Despite facing an aggressive and better funded challenger, incumbent Janet Clark won a decisive victory against retired businessman Elliott Stern, giving her a third term on the Pinellas County School Board. But her fellow board member Glenton Gilzean Jr., appointed to the board early this year by Gov. Rick Scott, was trounced at the polls by challenger Rene Flowers, a former St. Petersburg City Council member.
Clark, 58, took 66 percent of the vote, while Stern, 73, earned 34 percent. Famously low-key, she first won the countywide District 1 seat in 2004, despite raising almost no money against a 14-year incumbent. She spent that election night at home in her pajamas.
Clark employed the same strategy this year. Stern raised 12 times more money than she did, pulling in about $93,280 to her $7,496. All to little effect.
"I'm pleased. I'm excited. I'm just sitting here in my pajamas," Clark said.
In the District 7 race, Flowers, 48, earned a whopping 77 percent of the vote, while Gilzean, 30, took 23 percent.
Flowers said she was a little nervous earlier in the day when she heard about problems at some precincts and that thousands of voters were called by the Pinellas County Supervisor of Elections Office and told they had another day to vote. But then she saw the early results put her at 77 percent, a lead she never lost.
"That did it for me," she said.
Flowers, a well-known face in Pinellas County, was considered a sure thing after nearly snagging the seat in the August primary — earning almost 48 percent of the vote in a five-person field.
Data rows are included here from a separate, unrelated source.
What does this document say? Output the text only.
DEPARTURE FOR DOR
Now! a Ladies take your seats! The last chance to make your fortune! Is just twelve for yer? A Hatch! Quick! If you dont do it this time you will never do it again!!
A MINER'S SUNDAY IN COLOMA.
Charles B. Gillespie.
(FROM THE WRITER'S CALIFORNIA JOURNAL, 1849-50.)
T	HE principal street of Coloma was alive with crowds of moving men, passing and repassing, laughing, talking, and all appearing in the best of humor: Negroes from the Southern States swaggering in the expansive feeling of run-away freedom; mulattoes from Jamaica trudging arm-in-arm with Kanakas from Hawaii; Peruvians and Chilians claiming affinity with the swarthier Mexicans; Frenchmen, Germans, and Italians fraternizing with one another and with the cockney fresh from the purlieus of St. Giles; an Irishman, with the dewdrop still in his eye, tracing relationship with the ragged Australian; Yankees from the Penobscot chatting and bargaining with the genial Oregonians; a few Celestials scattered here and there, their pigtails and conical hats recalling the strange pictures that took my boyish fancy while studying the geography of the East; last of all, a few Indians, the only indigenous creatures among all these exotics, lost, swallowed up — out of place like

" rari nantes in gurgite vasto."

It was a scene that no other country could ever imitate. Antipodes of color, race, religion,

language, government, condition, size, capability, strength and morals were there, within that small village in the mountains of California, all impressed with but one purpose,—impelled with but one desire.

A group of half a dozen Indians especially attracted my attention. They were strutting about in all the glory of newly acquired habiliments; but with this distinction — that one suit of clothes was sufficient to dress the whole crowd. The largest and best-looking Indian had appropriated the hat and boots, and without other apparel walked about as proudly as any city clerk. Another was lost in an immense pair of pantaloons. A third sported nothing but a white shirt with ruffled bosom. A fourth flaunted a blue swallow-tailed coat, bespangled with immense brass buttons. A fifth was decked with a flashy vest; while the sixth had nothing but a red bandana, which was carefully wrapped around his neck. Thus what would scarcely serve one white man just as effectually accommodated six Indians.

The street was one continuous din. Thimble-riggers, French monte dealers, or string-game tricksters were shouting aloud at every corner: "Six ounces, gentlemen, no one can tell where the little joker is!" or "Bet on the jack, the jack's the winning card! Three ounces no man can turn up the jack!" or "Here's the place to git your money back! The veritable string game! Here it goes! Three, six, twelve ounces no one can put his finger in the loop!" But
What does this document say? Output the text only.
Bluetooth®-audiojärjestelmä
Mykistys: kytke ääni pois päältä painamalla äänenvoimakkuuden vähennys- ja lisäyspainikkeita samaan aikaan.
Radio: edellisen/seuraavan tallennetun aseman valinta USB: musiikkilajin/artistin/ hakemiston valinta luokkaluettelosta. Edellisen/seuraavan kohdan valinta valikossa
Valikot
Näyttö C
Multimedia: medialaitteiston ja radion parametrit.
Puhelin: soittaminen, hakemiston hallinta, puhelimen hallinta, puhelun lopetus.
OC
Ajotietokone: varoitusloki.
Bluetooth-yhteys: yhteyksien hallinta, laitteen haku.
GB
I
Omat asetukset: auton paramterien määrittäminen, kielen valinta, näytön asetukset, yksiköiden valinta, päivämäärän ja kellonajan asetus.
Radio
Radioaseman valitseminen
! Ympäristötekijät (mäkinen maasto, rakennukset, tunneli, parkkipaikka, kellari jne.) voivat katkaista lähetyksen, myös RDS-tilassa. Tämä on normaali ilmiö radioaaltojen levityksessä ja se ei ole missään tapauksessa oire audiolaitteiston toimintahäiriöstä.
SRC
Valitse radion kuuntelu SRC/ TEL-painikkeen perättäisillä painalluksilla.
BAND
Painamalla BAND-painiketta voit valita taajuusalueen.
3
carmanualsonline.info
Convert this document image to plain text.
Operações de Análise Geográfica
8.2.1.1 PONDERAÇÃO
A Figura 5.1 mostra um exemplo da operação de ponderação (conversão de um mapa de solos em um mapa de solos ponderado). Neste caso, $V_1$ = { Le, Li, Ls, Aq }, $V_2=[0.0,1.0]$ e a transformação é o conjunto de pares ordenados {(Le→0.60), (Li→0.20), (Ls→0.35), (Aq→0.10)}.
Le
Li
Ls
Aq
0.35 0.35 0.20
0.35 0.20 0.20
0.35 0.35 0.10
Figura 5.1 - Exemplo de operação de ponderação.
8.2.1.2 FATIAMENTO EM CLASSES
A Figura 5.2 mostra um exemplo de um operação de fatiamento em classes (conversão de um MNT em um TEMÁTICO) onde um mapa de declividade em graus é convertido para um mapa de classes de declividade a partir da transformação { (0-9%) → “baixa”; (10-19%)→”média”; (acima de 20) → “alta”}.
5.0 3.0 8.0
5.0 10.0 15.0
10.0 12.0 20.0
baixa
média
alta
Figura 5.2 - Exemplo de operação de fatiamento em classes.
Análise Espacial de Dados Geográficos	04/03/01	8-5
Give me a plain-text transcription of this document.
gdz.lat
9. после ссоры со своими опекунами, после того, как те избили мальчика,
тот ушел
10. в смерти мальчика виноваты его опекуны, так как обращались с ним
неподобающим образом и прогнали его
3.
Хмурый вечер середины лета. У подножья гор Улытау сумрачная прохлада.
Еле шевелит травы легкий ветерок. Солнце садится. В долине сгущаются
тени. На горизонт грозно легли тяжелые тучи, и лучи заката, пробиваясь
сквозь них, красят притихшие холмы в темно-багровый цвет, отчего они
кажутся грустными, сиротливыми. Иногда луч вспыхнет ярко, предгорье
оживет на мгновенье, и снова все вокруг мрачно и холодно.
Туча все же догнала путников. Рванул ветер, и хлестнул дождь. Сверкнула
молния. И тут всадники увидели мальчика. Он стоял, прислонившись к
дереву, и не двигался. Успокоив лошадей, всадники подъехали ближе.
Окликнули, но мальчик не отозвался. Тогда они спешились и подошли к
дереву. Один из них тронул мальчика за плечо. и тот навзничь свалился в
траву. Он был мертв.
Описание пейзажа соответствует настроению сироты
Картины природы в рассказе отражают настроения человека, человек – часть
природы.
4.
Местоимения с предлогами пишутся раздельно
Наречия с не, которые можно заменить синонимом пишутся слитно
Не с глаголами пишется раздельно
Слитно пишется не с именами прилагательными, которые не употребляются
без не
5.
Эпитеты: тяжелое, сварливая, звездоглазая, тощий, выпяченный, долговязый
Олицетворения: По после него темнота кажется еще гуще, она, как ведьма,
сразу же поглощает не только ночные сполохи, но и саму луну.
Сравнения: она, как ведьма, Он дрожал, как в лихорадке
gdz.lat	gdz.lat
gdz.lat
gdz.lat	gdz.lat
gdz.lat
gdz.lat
A former staffer with the state Department of Education, Gilzean was a relative unknown in the area when Scott appointed him to the south Pinellas seat after the unexpected death of board member Lew Williams. He moved to the area from Tampa just before taking the seat.
Gilzean said Tuesday that, despite the loss, he felt "great" and planned to stay involved. He and his wife are closing on a house in Pinellas, he said. Gilzean also announced last month that he was taking a job with Step Up for Students, a nonprofit organization that administers the state's tax-credit scholarship program, which helps low-income students pay for private school.
"This is home for us," he said. "I'm not disappearing."